Written by Paul Gadsby — London. 1966. The capital was preparing itself for the greatest sporting event in England since the Games of the XIVth Olympiad – the Austerity Games of 1948. The Fédération Internationale de Football Association had awarded the World Cup competition to England in 1960, despite rival bids from West Germany and Spain. The London of 1966 was a very different place from the near bomb-site of 1948, and just as the Swinging City was gearing up to embrace the summer festival of football, the unthinkable happened. The gold Jules Rimet trophy – the World Cup itself – was stolen, only to be found weeks later by a man walking his dog. This is much is fact. This year the World Cup competition returns, this time to Brazil and, very appropriately, Chasing The Game gives us a fictional version of events 48 years ago which have never been fully explained.

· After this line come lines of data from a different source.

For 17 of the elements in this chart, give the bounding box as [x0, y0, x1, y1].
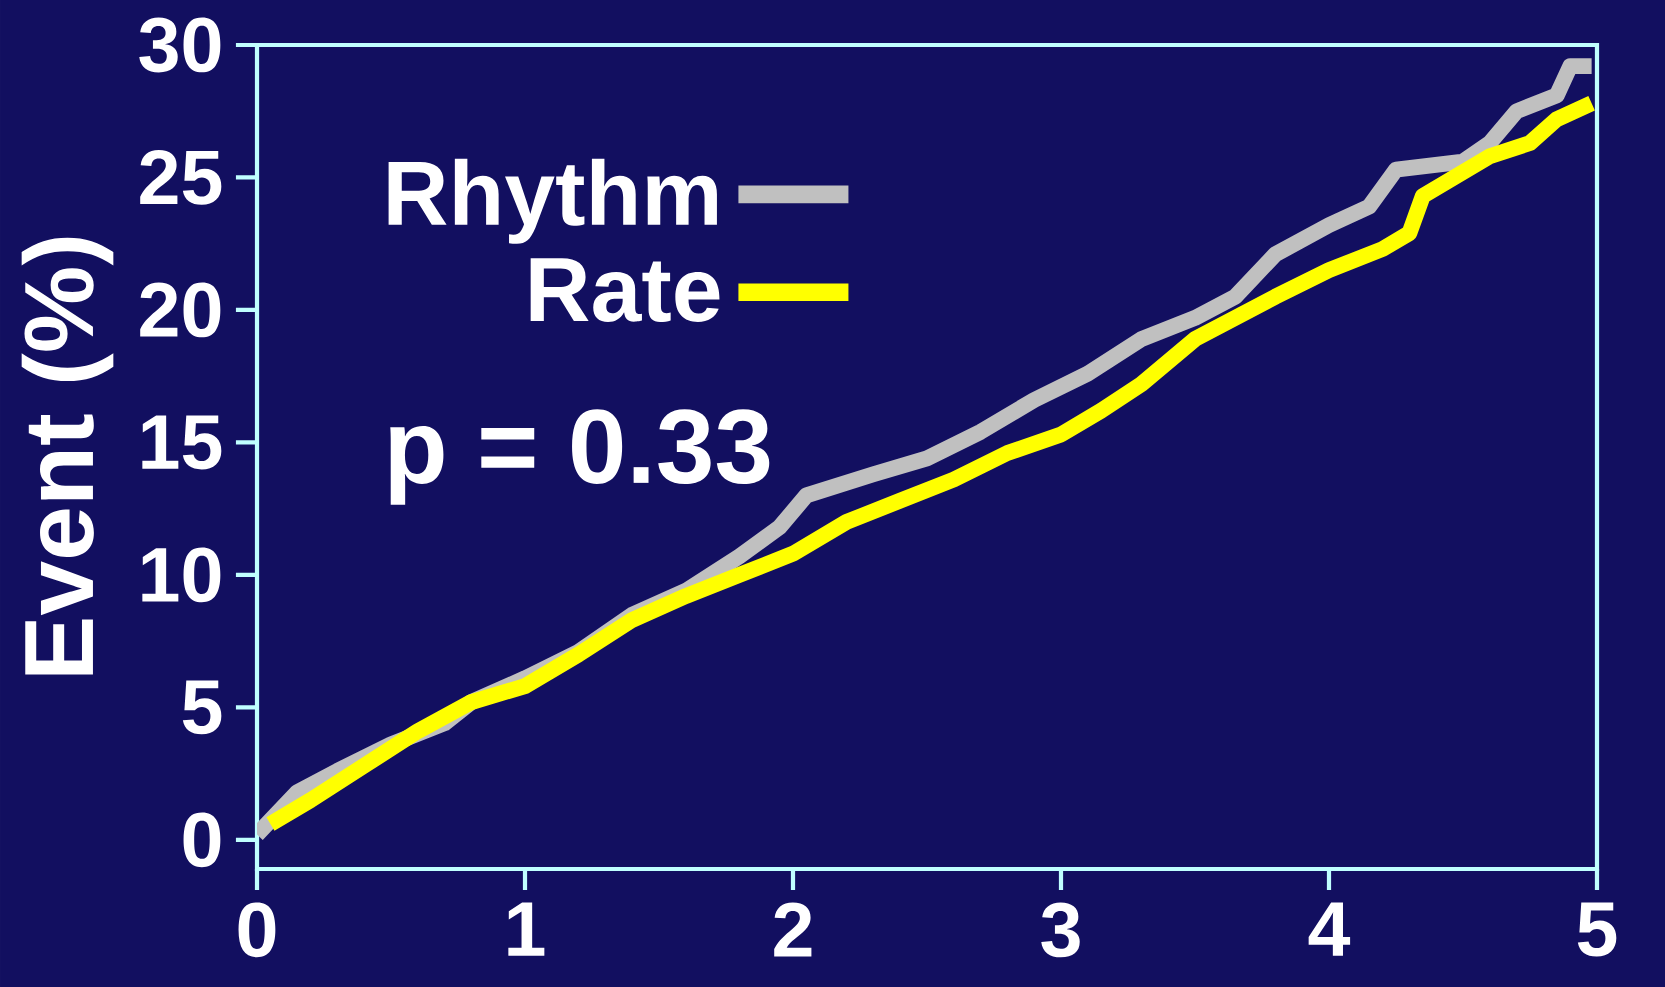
y-tick-label: 30: [139, 17, 221, 73]
y-tick-label: 15: [142, 415, 222, 470]
x-tick-label: 4: [1308, 902, 1351, 956]
legend-label: Rate: [530, 258, 720, 322]
annotation: p = 0.33: [390, 409, 770, 505]
x-tick-label: 5: [1577, 902, 1617, 957]
y-tick-label: 20: [140, 282, 221, 338]
y-tick-label: 0: [183, 812, 221, 868]
y-tick-label: 10: [142, 547, 221, 603]
x-tick-label: 3: [1041, 902, 1080, 958]
x-tick-label: 1: [508, 902, 545, 956]
y-tick-label: 5: [182, 680, 222, 735]
x-tick-label: 0: [238, 902, 276, 958]
y-tick-label: 25: [140, 150, 222, 205]
x-tick-label: 2: [774, 902, 812, 957]
y-axis-title: Event (%): [21, 237, 114, 675]
legend-label: Rhythm: [388, 158, 717, 244]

In the seamier fringes of the London borough of Hammersmith, the feel-good factor of Cup Fever has yet to permeate. Tommy Glover, hard man and gang boss has business to conclude. Accompanied by his lieutenant Dale Blake, Glover waits in a down-at-heel boozer. He is expecting one of his young soldiers to deliver a hold-all full of cash. Young Malcolm eventually turns up with the loot in one hand, but a gun in the other. Suffice to say that Blake suddenly, and bloodily, finds himself in charge of ‘the outfit’.
The irony is that Blake’s father, Joe, was in charge until he was sent down for a long stay in Her Majesty’s Hotel, Brixton. Now, Blake – a natural Number Two – must see if he is up to handling the top job. He has problems of his own. His wife is restless and feels ignored. Their only son has left home in disgust at his dad’s lifestyle. Worse still, one of the firm’s senior men – Jimmy Parkes – has his eyes on the top job, and holds Dale in contempt. When Parkes suggests an outrageous scheme to make a fortune, Blake feels he has no option but to go along with it. The plan is nothing less than to steal the World Cup from its public display case in Westminster Central Hall.
What follows is a mixture of criminal incompetence, jealousy and black comedy, which presents itself as a plausible account of one of Britain’s greatest unsolved mysteries. There are passing guest appearances from one or two legendary football players and a thinly disguised chairman of the Football Association, Joe Mears. Dog lovers will be pleased to know that Pickles, the Border Collie who found the trophy, appears as himself. Gadsby pretty much gets his period detail spot-on, although I am not sure that a middle-aged suburban housewife in 1966 would be thinking to herself that ‘divorce was a tough gig’, and someone out of work would have had to wait until the mid-70s before he could walk into a Jobcentre. These minor points aside, this is a London where the smart boys smoke Dunhills because the slimline pack doesn’t spoil the cut of their suit jackets, a Mark II Ford Cortina could just about take a man’s breath away, and Michael Caine was doing something similar to young women with his screen portrayal of the amoral Alfie.
Despite the aforementioned anachronisms, and a couple of intriguing back stories which might well have been expanded to good effect, I thoroughly enjoyed this book. The prose is unpretentious, brisk, and will move the reader through the 200-odd pages with minimal effort. Gadsby has taken a real-life event that remains a mystery to this day, and provided a perfectly plausible, well-timed and entertaining fictional account.